Ahora el debate se centra en cómo iniciar el próximo curso. Nuevamente, lo más fácil sería pedir a una vuelta a la normalidad anterior, como si eso fuera posible, o como si dependiera de la voluntad de los decisores políticos de turno. Existe también la tentación de elevar a los altares de la vanguardia la educación online y hacer de esta una tabla de salvación. Como suele pasar, las cosas distan de ser tan sencillas. Entre otros aspectos, porque a lo primero que habría que hacer frente de forma urgente es a lo que llamamos brecha digital, y que está compuesta de tres elementos: La brecha de acceso, que consiste en disponer o no de conexión a internet y de dispositivos tecnológicos; la brecha de uso, entendida como tiempo de uso de las tecnologías de la información para el estudio y aprendizaje; y la brecha educativa, referente a las habilidades del profesorado, la disponibilidad de recursos y adecuación de plataformas online de apoyo a la enseñanza.

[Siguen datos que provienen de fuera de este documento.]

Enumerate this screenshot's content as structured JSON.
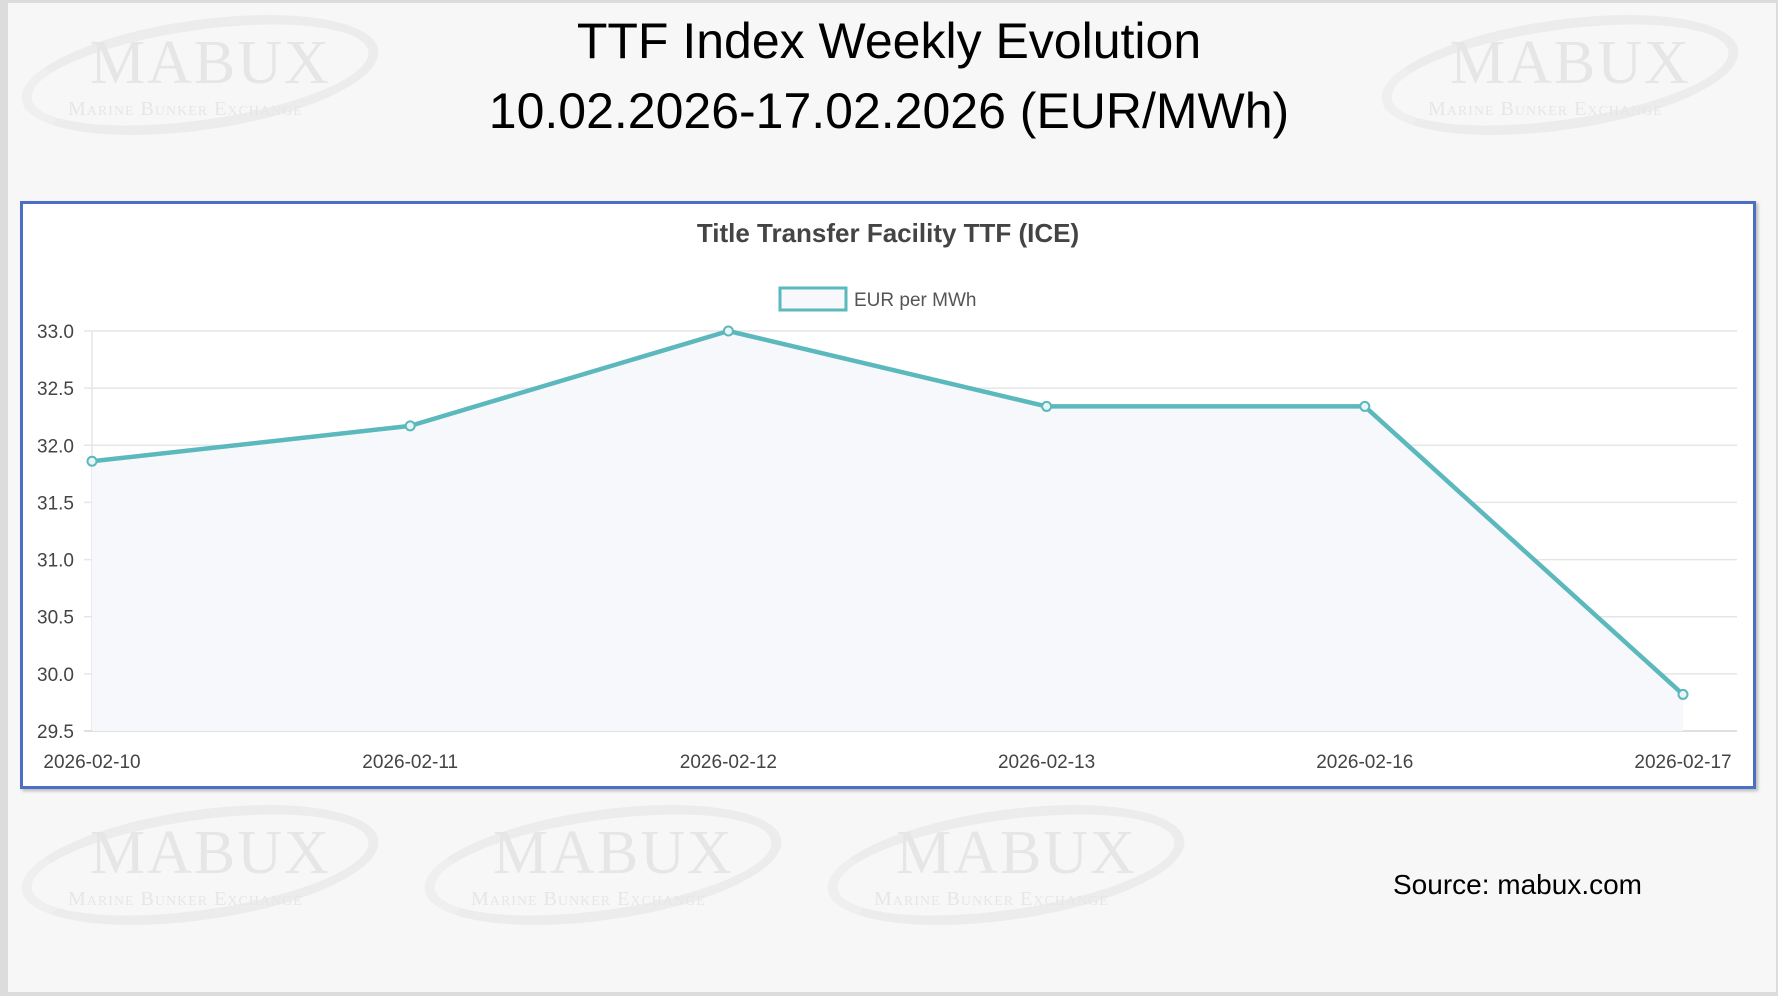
{
  "header": {
    "title_line1": "TTF Index Weekly Evolution",
    "title_line2": "10.02.2026-17.02.2026 (EUR/MWh)"
  },
  "watermark": {
    "brand": "MABUX",
    "tagline": "Marine Bunker Exchange"
  },
  "source": "Source: mabux.com",
  "colors": {
    "line": "#5bb8bd",
    "fill": "#f6f8fb",
    "frame": "#4a6fc4",
    "grid": "#e6e6e6"
  },
  "chart_data": {
    "type": "line",
    "title": "Title Transfer Facility TTF (ICE)",
    "categories": [
      "2026-02-10",
      "2026-02-11",
      "2026-02-12",
      "2026-02-13",
      "2026-02-16",
      "2026-02-17"
    ],
    "series": [
      {
        "name": "EUR per MWh",
        "values": [
          31.86,
          32.17,
          33.0,
          32.34,
          32.34,
          29.82
        ]
      }
    ],
    "ylim": [
      29.5,
      33.0
    ],
    "yticks": [
      "33.0",
      "32.5",
      "32.0",
      "31.5",
      "31.0",
      "30.5",
      "30.0",
      "29.5"
    ],
    "grid": true,
    "legend": "top-center",
    "fill_area": true
  }
}
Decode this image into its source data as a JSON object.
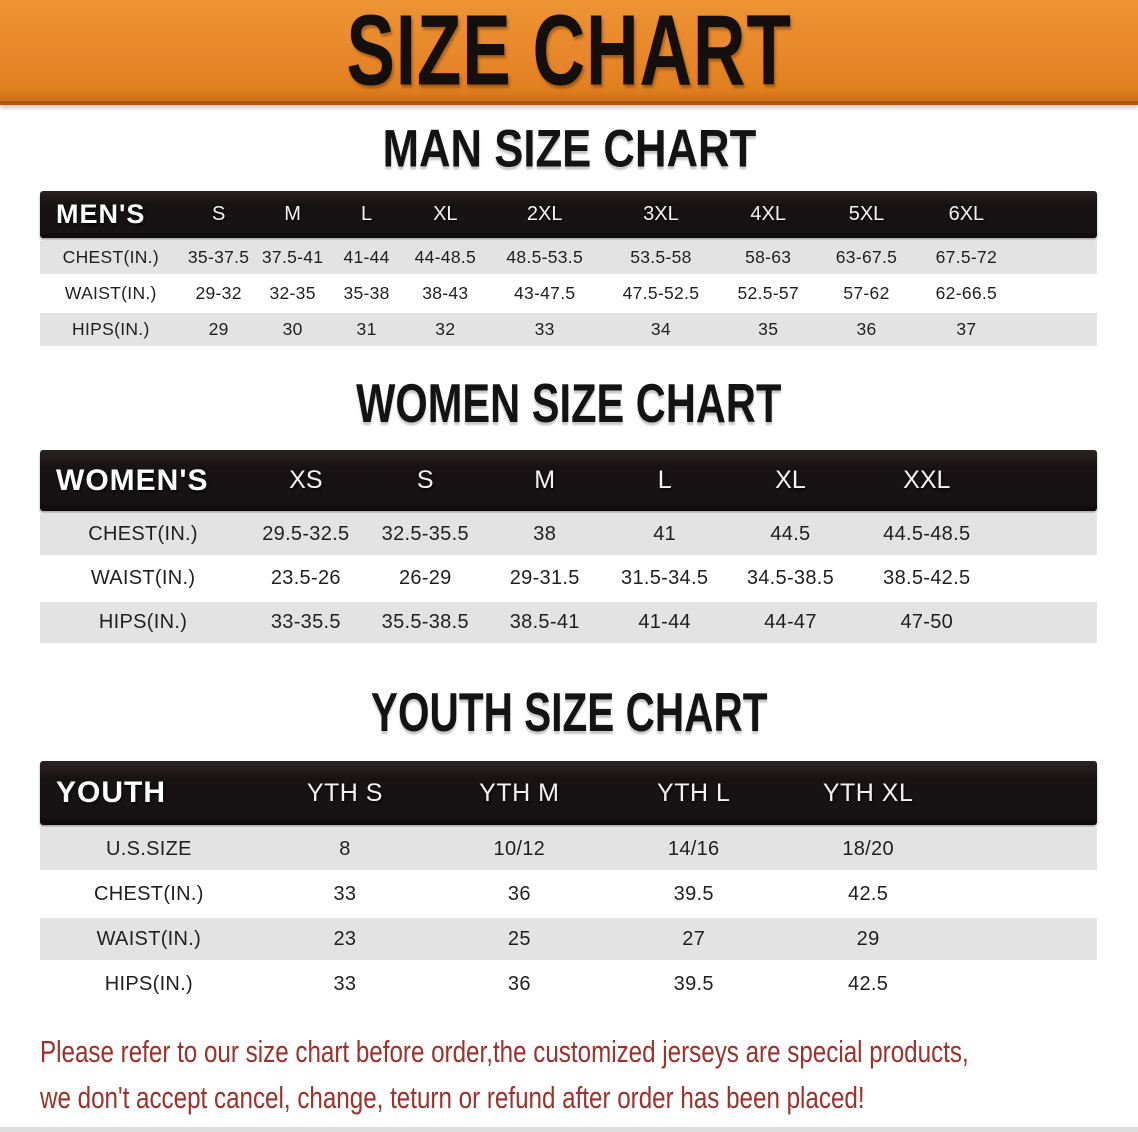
{
  "banner": {
    "title": "SIZE CHART"
  },
  "sections": {
    "men": {
      "heading": "MAN SIZE CHART",
      "table": {
        "corner_label": "MEN'S",
        "columns": [
          "S",
          "M",
          "L",
          "XL",
          "2XL",
          "3XL",
          "4XL",
          "5XL",
          "6XL"
        ],
        "rows": [
          {
            "label": "CHEST(IN.)",
            "values": [
              "35-37.5",
              "37.5-41",
              "41-44",
              "44-48.5",
              "48.5-53.5",
              "53.5-58",
              "58-63",
              "63-67.5",
              "67.5-72"
            ]
          },
          {
            "label": "WAIST(IN.)",
            "values": [
              "29-32",
              "32-35",
              "35-38",
              "38-43",
              "43-47.5",
              "47.5-52.5",
              "52.5-57",
              "57-62",
              "62-66.5"
            ]
          },
          {
            "label": "HIPS(IN.)",
            "values": [
              "29",
              "30",
              "31",
              "32",
              "33",
              "34",
              "35",
              "36",
              "37"
            ]
          }
        ]
      }
    },
    "women": {
      "heading": "WOMEN SIZE CHART",
      "table": {
        "corner_label": "WOMEN'S",
        "columns": [
          "XS",
          "S",
          "M",
          "L",
          "XL",
          "XXL"
        ],
        "rows": [
          {
            "label": "CHEST(IN.)",
            "values": [
              "29.5-32.5",
              "32.5-35.5",
              "38",
              "41",
              "44.5",
              "44.5-48.5"
            ]
          },
          {
            "label": "WAIST(IN.)",
            "values": [
              "23.5-26",
              "26-29",
              "29-31.5",
              "31.5-34.5",
              "34.5-38.5",
              "38.5-42.5"
            ]
          },
          {
            "label": "HIPS(IN.)",
            "values": [
              "33-35.5",
              "35.5-38.5",
              "38.5-41",
              "41-44",
              "44-47",
              "47-50"
            ]
          }
        ]
      }
    },
    "youth": {
      "heading": "YOUTH SIZE CHART",
      "table": {
        "corner_label": "YOUTH",
        "columns": [
          "YTH S",
          "YTH M",
          "YTH L",
          "YTH XL"
        ],
        "rows": [
          {
            "label": "U.S.SIZE",
            "values": [
              "8",
              "10/12",
              "14/16",
              "18/20"
            ]
          },
          {
            "label": "CHEST(IN.)",
            "values": [
              "33",
              "36",
              "39.5",
              "42.5"
            ]
          },
          {
            "label": "WAIST(IN.)",
            "values": [
              "23",
              "25",
              "27",
              "29"
            ]
          },
          {
            "label": "HIPS(IN.)",
            "values": [
              "33",
              "36",
              "39.5",
              "42.5"
            ]
          }
        ]
      }
    }
  },
  "footer": {
    "lines": [
      "Please refer to our size chart before order,the customized jerseys are special products,",
      "we don't accept cancel, change, teturn or refund after order has been placed!"
    ],
    "color": "#A0302A"
  },
  "colors": {
    "banner_orange": "#E8872B",
    "banner_title_black": "#140F0C",
    "table_header_black": "#171213",
    "table_header_text": "#FFFFFF",
    "row_gray": "#E3E3E3",
    "row_white": "#FFFFFF",
    "body_text": "#1F1F1F"
  }
}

Como puede verse, la reacción del sistema educativo en este momento de covid y post-covid es de todo menos sencilla. Pero también es una oportunidad de oro para replantear las formas en que estamos educando, desde infantil hasta la universidad, en una sociedad del conocimiento en constante cambio. Cuesta entender que en las universidades se emplee el tiempo en dar lecciones magistrales –cuando es muy posible que se encuentren iguales o mejores en la red– y no en fomentar la discusión, el trabajo en equipo y el pensamiento crítico. Es difícil justificar que en secundaria y bachiller no se esté generalizando el uso de las TIC para despertar el interés por el conocimiento del alumnado a través de un proceso de descubrimiento, y resulta realmente anacrónico que el atractivo que los medios online tienen para los más pequeños no se exploten en las aulas de primaria. Quizá la explicación resida en que poner en marcha todos estos cambios supone también repensar el rol del docente –que deja de ser un transmisor de conocimientos para convertirse en un gestor del aprendizaje que acompaña a sus estudiantes–, y el de las familias, sin cuya implicación y concurso es muy difícil que todo esto funcione.